The Last 3600 Seconds of Wasp, Zatorski & Zatorski, image courtesy of the artists
Angela Kingston considers God and the importance of seeing small things.
I’m now an atheist, but I’m nostalgic about one thing in particular from my Sunday School. On the wall, mounted in a frame, were the words: God sees the sparrow fall. Meaning that, no matter how insignificant something might seem to be, there’s an all-seeing, all-caring witness of it. (The phrase is from Matthew in the Bible; the idea of omniscience also features large in other religions.)
When I went to the preview of the Whitechapel Gallery Open in 2001, there were hordes of people watching a video called The Last 3600 Seconds of Wasp, by Zatorski and Zatorski. It was of a wasp, in close-up, in its dying throes – and it was 60 minutes long. But people could not tear themselves away. Everyone was transfixed as the wasp twitched its legs in the air and then became quite motionless, over and over again, until finally it moved no more.
My point is that in our hard-bitten secular society we at some level still crave a sense of the existence of a witness to the smallest of events; we also want to think that everything matters. And I’m proposing that there’s a ‘witness’ type of filmmaking that can serve, in part at least, as a substitute for the idea of God.
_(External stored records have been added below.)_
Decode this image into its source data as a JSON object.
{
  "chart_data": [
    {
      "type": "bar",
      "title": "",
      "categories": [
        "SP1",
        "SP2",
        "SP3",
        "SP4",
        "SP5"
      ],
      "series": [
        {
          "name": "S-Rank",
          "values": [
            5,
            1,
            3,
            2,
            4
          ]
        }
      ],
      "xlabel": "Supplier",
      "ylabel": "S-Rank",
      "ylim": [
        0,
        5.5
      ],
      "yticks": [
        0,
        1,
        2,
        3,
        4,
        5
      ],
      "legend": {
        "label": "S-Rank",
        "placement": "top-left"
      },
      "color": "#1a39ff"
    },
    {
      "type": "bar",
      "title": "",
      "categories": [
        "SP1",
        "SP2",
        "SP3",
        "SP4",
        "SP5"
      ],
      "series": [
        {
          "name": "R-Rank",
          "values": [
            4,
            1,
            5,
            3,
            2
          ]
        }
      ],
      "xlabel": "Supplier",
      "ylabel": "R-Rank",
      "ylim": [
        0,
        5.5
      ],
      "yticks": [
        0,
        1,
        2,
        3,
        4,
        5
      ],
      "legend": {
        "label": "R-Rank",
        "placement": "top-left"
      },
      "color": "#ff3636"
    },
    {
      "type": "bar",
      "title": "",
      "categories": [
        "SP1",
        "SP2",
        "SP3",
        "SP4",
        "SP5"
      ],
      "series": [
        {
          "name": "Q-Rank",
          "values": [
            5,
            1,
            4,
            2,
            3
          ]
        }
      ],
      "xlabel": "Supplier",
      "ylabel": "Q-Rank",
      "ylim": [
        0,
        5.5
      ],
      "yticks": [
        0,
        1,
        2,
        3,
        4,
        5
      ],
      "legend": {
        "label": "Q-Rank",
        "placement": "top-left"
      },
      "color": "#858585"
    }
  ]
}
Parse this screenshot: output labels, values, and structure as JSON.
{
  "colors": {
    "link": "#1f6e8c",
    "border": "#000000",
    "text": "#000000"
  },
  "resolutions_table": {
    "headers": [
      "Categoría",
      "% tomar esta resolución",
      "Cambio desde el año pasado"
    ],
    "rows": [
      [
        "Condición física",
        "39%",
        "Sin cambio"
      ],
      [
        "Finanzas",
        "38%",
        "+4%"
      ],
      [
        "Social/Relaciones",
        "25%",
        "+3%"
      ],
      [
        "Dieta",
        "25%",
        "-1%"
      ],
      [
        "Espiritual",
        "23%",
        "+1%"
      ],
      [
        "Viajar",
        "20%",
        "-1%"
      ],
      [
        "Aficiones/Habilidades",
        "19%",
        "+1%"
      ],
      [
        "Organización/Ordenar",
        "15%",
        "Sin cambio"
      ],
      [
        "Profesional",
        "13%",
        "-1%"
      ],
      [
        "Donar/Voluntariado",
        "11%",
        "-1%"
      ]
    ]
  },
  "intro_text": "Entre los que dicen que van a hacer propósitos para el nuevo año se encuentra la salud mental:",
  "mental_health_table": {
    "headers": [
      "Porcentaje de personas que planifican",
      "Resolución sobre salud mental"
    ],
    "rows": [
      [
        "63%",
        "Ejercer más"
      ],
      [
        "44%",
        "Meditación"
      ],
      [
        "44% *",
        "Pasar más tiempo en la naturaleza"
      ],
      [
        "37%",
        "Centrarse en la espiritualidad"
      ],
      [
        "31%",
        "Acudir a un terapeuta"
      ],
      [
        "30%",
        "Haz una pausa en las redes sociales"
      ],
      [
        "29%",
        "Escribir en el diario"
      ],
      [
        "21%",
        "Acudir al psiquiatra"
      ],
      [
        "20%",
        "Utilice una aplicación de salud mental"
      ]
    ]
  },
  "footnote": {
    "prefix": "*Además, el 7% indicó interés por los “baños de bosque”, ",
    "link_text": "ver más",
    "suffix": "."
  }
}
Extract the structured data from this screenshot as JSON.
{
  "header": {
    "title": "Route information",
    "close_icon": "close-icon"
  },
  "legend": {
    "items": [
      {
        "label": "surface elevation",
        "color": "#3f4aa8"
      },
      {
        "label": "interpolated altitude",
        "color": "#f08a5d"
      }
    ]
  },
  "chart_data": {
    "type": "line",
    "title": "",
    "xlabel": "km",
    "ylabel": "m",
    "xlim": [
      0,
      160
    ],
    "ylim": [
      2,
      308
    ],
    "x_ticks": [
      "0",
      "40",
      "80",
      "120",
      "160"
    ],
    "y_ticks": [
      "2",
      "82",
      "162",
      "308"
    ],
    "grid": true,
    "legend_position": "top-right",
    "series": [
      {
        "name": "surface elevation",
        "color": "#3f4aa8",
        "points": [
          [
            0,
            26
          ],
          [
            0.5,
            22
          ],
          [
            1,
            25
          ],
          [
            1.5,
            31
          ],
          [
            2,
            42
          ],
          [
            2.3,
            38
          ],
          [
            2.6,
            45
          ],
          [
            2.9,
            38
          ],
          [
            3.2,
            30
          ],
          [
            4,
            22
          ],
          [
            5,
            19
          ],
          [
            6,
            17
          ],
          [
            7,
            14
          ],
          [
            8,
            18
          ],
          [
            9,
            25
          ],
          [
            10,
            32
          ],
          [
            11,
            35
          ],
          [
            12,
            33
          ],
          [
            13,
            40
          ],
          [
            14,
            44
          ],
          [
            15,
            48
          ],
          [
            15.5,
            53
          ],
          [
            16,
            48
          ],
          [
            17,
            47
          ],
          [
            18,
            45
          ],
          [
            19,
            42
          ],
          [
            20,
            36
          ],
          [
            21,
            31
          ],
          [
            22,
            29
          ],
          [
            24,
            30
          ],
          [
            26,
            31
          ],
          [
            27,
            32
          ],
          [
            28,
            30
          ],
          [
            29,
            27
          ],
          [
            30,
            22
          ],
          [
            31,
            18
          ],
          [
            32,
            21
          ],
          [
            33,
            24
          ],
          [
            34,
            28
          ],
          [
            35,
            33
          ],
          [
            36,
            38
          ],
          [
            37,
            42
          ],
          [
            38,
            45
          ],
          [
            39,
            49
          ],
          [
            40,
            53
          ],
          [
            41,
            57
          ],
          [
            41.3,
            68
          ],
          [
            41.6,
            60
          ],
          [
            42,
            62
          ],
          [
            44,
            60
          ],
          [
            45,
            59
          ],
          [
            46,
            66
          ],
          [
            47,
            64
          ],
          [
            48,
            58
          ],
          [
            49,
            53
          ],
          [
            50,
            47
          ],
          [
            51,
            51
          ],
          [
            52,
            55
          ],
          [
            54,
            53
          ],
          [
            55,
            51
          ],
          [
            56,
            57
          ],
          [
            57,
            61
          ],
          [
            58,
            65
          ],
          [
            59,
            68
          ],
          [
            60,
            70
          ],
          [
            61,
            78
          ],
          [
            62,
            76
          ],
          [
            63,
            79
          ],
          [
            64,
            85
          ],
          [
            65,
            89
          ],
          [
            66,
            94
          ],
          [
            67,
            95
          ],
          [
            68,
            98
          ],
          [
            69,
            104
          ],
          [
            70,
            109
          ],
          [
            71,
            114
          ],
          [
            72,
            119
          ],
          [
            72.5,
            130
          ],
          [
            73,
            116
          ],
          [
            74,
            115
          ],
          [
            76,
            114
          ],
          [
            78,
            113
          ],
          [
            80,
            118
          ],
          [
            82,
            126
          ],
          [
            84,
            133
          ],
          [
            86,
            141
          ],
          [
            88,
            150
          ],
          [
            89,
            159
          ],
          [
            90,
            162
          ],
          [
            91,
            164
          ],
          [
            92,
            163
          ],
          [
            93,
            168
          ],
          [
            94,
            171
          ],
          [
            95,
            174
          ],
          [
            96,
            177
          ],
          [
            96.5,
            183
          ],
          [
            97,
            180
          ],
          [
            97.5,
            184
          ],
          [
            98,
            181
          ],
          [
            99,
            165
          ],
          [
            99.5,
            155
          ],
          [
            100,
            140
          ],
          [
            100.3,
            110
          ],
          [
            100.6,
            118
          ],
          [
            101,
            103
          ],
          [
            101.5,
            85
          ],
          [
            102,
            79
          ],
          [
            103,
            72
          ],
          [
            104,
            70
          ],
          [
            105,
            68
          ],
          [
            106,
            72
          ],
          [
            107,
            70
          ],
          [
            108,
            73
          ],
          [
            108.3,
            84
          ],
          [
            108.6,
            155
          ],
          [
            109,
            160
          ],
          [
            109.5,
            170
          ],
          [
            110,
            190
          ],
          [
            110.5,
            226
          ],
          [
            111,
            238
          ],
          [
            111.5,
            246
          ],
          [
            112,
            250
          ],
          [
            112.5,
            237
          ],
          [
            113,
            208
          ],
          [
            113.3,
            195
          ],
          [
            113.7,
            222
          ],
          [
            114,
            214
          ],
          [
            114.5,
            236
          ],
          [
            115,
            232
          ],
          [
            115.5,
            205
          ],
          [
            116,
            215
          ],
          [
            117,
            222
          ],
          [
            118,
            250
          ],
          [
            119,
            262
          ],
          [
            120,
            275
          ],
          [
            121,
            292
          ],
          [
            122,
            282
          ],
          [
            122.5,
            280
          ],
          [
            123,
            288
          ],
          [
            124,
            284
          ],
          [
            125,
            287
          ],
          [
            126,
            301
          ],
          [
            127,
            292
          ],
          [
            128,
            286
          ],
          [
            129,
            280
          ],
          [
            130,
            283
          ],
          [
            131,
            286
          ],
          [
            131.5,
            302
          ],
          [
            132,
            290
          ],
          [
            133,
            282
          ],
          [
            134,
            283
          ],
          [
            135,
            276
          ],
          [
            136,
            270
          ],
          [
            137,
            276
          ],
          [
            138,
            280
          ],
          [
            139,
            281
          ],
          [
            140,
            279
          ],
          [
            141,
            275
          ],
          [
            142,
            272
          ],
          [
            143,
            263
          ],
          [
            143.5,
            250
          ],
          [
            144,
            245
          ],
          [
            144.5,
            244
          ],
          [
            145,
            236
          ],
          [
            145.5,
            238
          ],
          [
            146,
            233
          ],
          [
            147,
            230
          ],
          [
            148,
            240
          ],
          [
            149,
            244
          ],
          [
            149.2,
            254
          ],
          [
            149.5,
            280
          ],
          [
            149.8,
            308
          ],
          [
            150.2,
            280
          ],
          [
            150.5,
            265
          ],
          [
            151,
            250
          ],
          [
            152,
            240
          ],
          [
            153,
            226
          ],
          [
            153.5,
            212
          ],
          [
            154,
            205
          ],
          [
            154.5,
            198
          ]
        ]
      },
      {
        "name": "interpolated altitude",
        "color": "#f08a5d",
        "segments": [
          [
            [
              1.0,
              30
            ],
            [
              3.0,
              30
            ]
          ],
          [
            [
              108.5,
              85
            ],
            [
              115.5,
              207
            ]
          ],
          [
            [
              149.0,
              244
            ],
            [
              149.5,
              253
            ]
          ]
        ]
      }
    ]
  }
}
In the case of The Last 3600 Seconds of Wasp, while we’re watching the ‘witnessing of the camera’, we’re temporarily relieved of the limitations of what we as humans will ordinarily notice and care about.
Think of all the single-screen artists’ films that are comprised of one, or just a very few shots, in which very little happens, except that something that’s at first glance insignificant becomes meaningful – eventually. For example, there’s Cobra Mist (2008) by Emily Richardson, involving long, slow footage of a decaying ex-military base that: ‘records the physical traces of its often secretive past using the photographic nature of 16mm film and time lapse to construct an impossible experience of the landscape and expose its history to the camera’. Or Mark Wallinger’s Threshold to the Kingdom (2000), in which a static camera is trained on a steady flow of people coming through the arrivals door of an airport. Or Rosalind Nashashibi’s Hreash House (2004), a film of the domestic interior of a Palestinian home, during the preparation and eating of a meal.
In such films, time is captured and stored, and sometimes slowed down or speeded up: thanks to the supra-human capabilities of the camera, the unexpected happens. The otherwise meaningless death of a wasp is invested with the purpose of making us care (Zatorski and Zatorski); some tumble-down buildings cause us to reflect with concern about chilling aspects of human behaviour (Richardson); we find ourselves ruminating on hope and innocence, and on our fears, compassionate and guilty by turns (Wallinger); we have a privileged view of distant strangers, and we learn something essential about them by watching every detail of their lives (Nashashibi). The camera’s singular eye invests us with a conscience, and the world with meaning.












Beautifully put. You might just make an art lover of me yet!